TMZ has been in touch with a source that has a direct knowledge of Nike’s marketing, allowing the publication to get an inside view into the decision making of the company. From what has been revealed, the majority of Nike’s most loyal customers directly align with those supporting Kaepernick’s protest campaign.
Non-white races and ethnicities, primarily African-American, Hispanics and Asians, have a greater representation in Nike’s customer base than they do within the actual population of the United States itself. According to the statistics given to TMZ, African-Americans account for 13 percent of the population, but 18 percent of Nike’s market share. The same story goes for Hispanics, who are 16 percent of the population but 19 percent of Nike buyers, and Asians, who are 3 percent of the population but 5 percent of Nike customers.
These stats reveal that white Americans are actually underrepresented in the world of Nike’s consumer base. Current numbers reveal that while the Caucasians in the United States make up about 75 percent of the population, it represents only 67 percent of Nike’s base. Even more, within that base of white Americans, the majority of that demographic still fits the age and politics that would lead them to support the Kaepernick ad campaign.
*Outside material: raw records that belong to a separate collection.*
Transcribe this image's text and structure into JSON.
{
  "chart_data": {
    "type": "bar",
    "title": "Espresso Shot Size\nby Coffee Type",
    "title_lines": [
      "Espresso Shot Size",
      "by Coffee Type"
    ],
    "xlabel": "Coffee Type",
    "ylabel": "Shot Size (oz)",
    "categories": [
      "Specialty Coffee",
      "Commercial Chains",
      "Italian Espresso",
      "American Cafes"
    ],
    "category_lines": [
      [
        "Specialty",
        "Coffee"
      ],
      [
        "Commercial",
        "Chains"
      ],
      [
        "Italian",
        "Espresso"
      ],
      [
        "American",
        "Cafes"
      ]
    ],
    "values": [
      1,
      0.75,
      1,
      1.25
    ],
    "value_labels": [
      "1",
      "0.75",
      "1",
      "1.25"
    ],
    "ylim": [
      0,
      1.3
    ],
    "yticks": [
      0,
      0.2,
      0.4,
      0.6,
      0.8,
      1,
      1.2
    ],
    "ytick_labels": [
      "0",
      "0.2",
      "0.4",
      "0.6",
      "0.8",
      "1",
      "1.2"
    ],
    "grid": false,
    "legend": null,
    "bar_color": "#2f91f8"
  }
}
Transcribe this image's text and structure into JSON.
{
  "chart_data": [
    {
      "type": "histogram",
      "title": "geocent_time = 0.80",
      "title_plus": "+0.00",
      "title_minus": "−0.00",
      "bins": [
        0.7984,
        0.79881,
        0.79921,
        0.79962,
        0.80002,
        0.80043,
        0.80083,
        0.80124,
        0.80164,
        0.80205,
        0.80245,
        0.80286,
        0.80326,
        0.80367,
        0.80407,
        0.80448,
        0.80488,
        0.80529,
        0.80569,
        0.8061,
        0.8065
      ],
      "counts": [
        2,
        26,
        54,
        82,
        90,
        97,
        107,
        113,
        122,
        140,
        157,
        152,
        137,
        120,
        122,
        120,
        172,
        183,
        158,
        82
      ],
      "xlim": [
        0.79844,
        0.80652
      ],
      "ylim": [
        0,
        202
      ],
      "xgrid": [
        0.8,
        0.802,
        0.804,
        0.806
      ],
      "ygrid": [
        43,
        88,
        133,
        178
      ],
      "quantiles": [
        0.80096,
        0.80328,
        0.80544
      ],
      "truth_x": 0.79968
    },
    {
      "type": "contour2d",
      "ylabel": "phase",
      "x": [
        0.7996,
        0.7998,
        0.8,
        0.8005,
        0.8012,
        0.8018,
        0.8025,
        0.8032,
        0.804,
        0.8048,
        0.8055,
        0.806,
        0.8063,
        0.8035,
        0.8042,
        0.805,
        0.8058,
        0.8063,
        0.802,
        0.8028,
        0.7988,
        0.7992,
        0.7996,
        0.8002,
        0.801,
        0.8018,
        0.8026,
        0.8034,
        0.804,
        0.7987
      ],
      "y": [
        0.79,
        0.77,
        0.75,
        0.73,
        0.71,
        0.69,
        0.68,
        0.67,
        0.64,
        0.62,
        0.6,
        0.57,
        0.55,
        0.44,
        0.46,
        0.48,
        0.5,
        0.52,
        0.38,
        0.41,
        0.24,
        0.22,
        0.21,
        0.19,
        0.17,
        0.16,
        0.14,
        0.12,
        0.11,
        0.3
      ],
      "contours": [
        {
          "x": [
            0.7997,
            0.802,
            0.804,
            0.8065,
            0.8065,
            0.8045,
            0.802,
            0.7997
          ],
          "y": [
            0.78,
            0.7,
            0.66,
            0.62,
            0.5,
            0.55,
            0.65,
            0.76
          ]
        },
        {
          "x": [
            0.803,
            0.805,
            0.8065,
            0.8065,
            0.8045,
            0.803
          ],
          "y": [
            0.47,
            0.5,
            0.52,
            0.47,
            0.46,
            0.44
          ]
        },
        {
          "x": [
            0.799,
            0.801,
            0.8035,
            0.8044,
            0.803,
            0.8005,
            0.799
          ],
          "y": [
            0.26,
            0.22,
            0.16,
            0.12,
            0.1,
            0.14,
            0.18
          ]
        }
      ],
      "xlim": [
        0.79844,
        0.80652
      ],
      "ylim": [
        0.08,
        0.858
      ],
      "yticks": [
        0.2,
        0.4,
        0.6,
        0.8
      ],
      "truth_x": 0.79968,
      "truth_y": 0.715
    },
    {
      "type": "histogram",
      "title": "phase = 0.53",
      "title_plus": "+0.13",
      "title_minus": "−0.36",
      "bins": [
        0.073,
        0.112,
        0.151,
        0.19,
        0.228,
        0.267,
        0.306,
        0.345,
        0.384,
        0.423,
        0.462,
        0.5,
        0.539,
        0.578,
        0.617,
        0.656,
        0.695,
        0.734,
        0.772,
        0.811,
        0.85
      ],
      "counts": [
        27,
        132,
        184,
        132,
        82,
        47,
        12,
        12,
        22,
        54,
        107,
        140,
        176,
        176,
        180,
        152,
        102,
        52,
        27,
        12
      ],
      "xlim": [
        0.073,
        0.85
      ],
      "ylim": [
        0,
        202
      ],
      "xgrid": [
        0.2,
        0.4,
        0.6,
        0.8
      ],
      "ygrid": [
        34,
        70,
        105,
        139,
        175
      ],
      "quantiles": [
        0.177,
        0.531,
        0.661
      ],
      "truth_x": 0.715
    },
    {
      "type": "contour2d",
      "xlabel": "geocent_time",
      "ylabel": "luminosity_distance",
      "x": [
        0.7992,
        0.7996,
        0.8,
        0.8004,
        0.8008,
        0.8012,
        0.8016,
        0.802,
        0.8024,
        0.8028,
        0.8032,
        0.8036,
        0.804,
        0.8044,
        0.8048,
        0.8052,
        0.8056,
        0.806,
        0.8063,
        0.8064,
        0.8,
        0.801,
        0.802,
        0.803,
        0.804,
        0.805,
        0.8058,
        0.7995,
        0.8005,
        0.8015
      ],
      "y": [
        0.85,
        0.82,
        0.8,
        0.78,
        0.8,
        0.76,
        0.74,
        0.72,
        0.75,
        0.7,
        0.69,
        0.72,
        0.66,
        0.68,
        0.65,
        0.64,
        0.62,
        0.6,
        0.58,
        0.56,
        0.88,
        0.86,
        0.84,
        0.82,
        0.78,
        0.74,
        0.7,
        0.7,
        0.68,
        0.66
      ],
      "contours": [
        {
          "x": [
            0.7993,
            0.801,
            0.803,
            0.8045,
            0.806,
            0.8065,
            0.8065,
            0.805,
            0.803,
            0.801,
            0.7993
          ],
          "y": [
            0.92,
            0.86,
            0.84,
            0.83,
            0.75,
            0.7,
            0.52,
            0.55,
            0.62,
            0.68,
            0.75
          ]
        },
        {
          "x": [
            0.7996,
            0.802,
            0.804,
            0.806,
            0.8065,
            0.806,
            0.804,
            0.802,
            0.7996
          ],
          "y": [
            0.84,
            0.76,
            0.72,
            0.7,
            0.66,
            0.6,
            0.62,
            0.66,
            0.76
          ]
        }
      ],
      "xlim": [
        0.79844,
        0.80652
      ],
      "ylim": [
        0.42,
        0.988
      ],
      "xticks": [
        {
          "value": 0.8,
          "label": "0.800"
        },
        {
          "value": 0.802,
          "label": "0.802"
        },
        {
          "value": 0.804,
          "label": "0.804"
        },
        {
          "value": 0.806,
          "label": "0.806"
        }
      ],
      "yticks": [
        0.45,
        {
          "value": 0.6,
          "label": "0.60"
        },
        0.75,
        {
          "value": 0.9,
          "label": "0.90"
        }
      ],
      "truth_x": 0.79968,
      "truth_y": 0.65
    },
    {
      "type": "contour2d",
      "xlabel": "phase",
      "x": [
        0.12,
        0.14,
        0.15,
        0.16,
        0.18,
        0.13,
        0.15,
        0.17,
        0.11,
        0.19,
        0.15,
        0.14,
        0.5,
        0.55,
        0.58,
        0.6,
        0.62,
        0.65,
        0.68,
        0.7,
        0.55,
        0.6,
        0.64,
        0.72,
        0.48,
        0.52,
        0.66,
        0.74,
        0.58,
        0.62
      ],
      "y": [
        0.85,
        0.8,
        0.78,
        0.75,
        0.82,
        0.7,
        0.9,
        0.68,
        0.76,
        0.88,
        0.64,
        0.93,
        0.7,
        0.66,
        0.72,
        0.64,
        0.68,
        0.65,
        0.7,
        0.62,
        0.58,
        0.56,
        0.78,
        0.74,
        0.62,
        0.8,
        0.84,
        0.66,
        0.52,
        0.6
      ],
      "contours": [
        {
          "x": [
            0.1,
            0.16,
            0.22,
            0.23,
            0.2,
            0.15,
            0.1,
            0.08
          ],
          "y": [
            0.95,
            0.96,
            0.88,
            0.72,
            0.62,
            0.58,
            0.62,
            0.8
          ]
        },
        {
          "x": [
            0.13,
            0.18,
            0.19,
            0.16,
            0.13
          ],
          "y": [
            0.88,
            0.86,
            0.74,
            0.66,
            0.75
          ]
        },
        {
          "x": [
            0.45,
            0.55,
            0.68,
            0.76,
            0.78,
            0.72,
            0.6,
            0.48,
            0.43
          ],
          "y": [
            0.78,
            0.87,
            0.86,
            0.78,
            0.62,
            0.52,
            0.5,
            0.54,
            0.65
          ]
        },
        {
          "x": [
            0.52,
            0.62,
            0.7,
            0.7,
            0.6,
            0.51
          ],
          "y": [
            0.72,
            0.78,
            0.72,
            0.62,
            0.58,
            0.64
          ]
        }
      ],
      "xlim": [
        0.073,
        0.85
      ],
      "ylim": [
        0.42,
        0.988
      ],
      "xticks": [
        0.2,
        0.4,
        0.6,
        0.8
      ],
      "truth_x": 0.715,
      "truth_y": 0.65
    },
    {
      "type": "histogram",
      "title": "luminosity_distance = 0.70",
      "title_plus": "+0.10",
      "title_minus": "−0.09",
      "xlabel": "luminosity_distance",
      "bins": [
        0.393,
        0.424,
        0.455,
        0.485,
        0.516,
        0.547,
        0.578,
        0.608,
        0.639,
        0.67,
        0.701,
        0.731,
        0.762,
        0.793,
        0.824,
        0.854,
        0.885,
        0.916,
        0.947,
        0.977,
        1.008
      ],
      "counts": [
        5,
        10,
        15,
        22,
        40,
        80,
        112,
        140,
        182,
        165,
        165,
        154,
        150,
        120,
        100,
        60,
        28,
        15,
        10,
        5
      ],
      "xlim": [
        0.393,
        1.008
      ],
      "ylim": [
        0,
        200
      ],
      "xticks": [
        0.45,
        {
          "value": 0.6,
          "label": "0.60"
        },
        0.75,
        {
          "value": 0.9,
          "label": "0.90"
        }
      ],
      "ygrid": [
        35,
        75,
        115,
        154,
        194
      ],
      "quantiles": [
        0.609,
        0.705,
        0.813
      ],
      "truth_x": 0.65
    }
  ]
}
For those keeping track of the numbers, TMZ explains that the numbers don’t add up to 100 percent because the marketing numbers accounted for those who identify as more than one race.
Nike’s age demographics also heavily skew younger, and thus a demographic more supportive of Kaepernick. Stats reveal 18- to 34-year-olds make up 30 percent of the American population while representing 43 percent of Nike’s customers. When looking at people 65 and older, who account for 19 percent of the population, they represent only 6 percent of Nike customers.
Moving on to politics, the numbers show that Nike’s customers are 7 percent less likely to be Republicans than the general population and 3 percent more likely to be Democrats.
So at the end of the day, while Nike did take a risk with this campaign, the majority of the negative reaction is going to come from those that fall outside of its target demographics. A calculated enough business decision that should be expected from a company worth billions.